En sortant de la maison de l’évêque, Jean Valjean n’est ni converti ni même ému, il est en proie à une colère mêlée d’étonnement. La nouveauté de ce spectacle qu’il ne comprend pas l’a bouleversé sans le toucher, et il regrette presque de l’avoir connu. « il voyait avec inquiétude s’ébranler l’espèce de calme affreux que l’injustice de son malheur lui avait donné. Il se demandait qu’est-ce qui remplacerait cela. Parfois il eût mieux aimé se voir en prison avec les gendarmes, et que les choses ne se fussent point passées ainsi : cela l’eût moins agité.» Pour que l’exorcisme chrétien de l’évêque ait son plein effet, il faut que Jean Valjean soit une dernière fois la proie de l’esprit du mal, il faut qu’il commette une dernière mauvaise action qui le dédouble en quelque sorte, et qui mette deux Jean Valjean en présence l’un de l’autre.

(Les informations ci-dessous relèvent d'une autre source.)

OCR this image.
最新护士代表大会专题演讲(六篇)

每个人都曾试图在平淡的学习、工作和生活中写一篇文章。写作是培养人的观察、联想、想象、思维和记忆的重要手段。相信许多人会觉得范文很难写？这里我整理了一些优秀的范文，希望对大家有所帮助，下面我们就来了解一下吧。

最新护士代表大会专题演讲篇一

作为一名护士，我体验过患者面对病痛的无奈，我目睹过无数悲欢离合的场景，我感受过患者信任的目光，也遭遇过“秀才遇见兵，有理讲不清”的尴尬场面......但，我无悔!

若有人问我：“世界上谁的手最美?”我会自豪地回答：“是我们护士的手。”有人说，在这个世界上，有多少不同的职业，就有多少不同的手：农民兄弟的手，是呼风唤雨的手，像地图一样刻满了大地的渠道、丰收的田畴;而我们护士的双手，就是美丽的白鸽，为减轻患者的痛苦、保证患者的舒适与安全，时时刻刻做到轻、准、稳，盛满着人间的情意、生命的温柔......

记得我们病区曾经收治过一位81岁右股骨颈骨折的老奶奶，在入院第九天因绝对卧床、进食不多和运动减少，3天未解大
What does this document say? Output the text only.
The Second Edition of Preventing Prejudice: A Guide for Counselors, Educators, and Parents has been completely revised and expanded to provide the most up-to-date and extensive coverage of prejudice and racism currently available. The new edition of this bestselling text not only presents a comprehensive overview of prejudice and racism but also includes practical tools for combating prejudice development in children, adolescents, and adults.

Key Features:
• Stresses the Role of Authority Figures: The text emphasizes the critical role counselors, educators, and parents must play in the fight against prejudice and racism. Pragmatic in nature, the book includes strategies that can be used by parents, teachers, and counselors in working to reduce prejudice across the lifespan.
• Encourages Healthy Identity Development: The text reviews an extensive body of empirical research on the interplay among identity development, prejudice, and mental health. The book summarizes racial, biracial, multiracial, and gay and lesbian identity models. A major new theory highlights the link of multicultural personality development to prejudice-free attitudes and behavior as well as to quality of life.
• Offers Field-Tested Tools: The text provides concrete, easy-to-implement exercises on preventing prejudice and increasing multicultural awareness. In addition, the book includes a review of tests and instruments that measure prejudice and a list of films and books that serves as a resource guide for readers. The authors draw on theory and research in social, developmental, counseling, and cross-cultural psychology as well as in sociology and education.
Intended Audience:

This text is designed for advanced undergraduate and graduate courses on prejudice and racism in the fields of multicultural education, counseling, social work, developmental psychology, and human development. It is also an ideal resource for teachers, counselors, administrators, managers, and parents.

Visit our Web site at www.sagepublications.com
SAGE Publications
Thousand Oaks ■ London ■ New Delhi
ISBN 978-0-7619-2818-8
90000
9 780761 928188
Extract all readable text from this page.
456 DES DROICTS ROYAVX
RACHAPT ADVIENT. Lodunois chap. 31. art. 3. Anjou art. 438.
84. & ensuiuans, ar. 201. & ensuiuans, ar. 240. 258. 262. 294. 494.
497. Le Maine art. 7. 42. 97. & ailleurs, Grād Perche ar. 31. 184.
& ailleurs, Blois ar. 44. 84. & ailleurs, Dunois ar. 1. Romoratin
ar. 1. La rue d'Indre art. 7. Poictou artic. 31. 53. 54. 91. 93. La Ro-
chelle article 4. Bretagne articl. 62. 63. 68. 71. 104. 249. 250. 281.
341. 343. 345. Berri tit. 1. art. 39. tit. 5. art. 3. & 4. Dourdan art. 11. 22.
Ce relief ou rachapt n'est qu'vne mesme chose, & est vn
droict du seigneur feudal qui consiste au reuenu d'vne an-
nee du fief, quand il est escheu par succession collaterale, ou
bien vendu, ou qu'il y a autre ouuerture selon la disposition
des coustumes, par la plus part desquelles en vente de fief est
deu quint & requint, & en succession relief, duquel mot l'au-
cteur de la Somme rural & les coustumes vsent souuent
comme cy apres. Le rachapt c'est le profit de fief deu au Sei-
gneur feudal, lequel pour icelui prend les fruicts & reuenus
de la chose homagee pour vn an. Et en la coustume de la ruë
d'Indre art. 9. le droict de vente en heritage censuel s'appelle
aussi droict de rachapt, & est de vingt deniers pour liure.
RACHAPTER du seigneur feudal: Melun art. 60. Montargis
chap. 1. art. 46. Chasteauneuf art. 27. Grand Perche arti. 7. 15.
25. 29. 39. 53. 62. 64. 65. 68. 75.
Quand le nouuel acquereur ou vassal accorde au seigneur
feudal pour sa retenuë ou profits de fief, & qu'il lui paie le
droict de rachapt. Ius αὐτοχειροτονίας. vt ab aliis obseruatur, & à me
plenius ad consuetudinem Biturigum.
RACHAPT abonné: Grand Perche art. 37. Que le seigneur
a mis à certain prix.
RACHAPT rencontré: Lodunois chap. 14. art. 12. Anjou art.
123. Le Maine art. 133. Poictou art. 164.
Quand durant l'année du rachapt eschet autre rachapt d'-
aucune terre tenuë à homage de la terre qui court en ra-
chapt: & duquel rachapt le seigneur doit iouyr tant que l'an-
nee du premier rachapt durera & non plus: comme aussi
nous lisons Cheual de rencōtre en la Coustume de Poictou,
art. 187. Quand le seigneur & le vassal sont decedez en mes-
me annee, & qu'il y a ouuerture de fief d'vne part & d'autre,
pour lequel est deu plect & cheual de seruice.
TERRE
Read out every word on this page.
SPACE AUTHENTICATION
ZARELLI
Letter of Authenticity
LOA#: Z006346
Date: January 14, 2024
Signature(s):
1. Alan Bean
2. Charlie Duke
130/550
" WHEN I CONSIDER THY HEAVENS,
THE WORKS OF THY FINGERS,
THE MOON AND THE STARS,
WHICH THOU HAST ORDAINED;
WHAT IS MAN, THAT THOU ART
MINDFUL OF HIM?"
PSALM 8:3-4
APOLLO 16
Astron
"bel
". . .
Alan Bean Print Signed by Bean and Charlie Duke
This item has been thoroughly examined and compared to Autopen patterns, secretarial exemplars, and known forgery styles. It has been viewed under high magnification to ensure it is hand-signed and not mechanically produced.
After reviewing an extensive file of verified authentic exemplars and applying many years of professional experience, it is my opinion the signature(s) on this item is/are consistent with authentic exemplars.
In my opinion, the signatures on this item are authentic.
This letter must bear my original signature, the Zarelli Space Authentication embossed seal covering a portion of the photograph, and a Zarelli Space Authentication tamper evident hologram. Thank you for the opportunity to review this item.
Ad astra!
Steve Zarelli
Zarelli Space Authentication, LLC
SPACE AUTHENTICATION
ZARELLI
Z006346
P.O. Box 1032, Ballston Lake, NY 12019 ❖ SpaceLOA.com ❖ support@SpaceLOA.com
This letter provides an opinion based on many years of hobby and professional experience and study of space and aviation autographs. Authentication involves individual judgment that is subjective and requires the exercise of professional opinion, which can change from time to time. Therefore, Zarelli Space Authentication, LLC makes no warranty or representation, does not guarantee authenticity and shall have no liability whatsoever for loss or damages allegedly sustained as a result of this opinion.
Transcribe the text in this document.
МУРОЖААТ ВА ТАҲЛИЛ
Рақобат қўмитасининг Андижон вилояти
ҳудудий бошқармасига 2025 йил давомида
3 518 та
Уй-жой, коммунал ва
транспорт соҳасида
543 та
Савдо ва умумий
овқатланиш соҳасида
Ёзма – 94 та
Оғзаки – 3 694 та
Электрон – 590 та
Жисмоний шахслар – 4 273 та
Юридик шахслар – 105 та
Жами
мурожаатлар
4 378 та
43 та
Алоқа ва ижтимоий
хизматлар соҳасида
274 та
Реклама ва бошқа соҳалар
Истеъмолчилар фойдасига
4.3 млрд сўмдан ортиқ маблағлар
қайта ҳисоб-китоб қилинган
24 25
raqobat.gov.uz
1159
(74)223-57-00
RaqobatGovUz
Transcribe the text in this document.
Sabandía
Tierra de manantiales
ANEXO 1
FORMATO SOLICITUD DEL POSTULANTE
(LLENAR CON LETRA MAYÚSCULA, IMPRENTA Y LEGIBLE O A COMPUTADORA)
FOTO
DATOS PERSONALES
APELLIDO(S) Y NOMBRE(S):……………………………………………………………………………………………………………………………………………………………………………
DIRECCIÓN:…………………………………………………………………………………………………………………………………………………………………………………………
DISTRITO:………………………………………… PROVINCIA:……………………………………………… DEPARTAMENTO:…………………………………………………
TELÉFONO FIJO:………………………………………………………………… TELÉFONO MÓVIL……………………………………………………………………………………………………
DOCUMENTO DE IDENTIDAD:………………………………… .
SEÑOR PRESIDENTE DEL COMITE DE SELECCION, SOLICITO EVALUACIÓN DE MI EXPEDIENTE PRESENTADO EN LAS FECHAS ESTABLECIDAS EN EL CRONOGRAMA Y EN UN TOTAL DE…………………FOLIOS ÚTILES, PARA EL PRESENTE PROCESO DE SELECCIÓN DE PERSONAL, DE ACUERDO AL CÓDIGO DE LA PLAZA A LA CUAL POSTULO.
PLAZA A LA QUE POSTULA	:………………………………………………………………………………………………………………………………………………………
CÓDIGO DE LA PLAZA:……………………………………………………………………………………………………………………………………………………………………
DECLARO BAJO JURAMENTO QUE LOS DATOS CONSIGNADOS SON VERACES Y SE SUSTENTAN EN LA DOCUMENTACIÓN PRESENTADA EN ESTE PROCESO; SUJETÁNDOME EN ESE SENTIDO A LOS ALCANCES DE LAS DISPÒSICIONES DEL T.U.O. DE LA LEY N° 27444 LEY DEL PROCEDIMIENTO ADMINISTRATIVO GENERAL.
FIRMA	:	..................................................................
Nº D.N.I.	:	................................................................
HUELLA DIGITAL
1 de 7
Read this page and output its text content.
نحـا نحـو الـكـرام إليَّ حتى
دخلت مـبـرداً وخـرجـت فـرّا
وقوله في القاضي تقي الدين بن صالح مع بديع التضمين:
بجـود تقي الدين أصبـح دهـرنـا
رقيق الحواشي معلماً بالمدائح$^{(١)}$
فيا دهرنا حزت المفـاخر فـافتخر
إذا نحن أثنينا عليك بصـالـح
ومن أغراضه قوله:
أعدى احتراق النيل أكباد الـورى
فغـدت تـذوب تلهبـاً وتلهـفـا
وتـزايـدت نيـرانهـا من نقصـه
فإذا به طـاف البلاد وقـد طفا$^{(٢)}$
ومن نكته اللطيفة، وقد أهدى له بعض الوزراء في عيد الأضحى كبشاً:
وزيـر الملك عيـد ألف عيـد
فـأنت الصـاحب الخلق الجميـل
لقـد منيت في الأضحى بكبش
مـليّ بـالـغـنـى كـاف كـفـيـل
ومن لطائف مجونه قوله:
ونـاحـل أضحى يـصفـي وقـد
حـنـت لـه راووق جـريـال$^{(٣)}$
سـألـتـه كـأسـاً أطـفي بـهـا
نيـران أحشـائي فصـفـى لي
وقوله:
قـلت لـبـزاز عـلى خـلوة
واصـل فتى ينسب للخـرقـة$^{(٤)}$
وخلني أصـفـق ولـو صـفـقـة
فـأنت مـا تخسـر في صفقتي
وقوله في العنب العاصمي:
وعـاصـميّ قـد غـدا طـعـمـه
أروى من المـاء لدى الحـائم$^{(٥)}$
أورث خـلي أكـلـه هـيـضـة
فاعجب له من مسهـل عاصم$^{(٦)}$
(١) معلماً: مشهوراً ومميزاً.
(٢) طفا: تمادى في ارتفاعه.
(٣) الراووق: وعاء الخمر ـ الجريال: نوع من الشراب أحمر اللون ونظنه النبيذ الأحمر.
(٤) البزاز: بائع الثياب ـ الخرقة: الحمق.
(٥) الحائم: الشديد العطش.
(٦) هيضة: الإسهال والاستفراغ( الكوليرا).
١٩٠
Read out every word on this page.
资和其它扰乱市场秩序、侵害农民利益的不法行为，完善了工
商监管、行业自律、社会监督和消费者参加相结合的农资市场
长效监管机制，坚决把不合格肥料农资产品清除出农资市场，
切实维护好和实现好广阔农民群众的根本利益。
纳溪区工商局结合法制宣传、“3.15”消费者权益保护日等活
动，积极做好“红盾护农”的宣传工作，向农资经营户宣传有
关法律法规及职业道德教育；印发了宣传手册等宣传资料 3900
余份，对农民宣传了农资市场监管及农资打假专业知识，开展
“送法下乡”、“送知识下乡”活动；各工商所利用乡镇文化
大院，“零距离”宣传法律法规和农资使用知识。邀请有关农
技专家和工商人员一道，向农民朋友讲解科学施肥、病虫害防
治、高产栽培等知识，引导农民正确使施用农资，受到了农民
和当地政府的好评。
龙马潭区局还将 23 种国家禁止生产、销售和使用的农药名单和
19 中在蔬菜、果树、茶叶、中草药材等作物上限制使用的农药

Un petit Savoyard passe près de lui, jouant avec une poignée de gros sous, parmi lesquels se trouve une pièce blanche : la pièce blanche tombe, et Jean Valjean pose le pied dessus. Est-ce un acte réfléchi, volontaire? Non, c’est un mouvement instinctif et mécanique de la brute qui l’a poussé. Il a commis cette mauvaise action sans que la profonde rêverie où l’ont jeté les paroles de l’évêque en ait été troublée ; mais c’est la dernière goutte qui fera déborder le vase. Lorsqu’il secoue sa rêverie et qu’il aperçoit cette pièce d’argent oubliée sous son pied, le monstre qui est en lui lui apparaît, et le sens de l’action et des paroles de l’évêque lui est subitement révélé. Il se juge, se condamne, et un sentiment confus encore, mais vrai, surgit en lui. Il sent que désormais il n’y a plus pour lui que deux routes à suivre, qu’il faut qu’il soit plus saint que l’évêque, ou qu’il tombe encore au-dessous de lui-même. Il y a dans l’expression de ces sentimens une grandeur véritable. L’œuvre du poète ne contient guère, comme art, de plus belles pages, et elle n’en contient pas d’aussi humaines.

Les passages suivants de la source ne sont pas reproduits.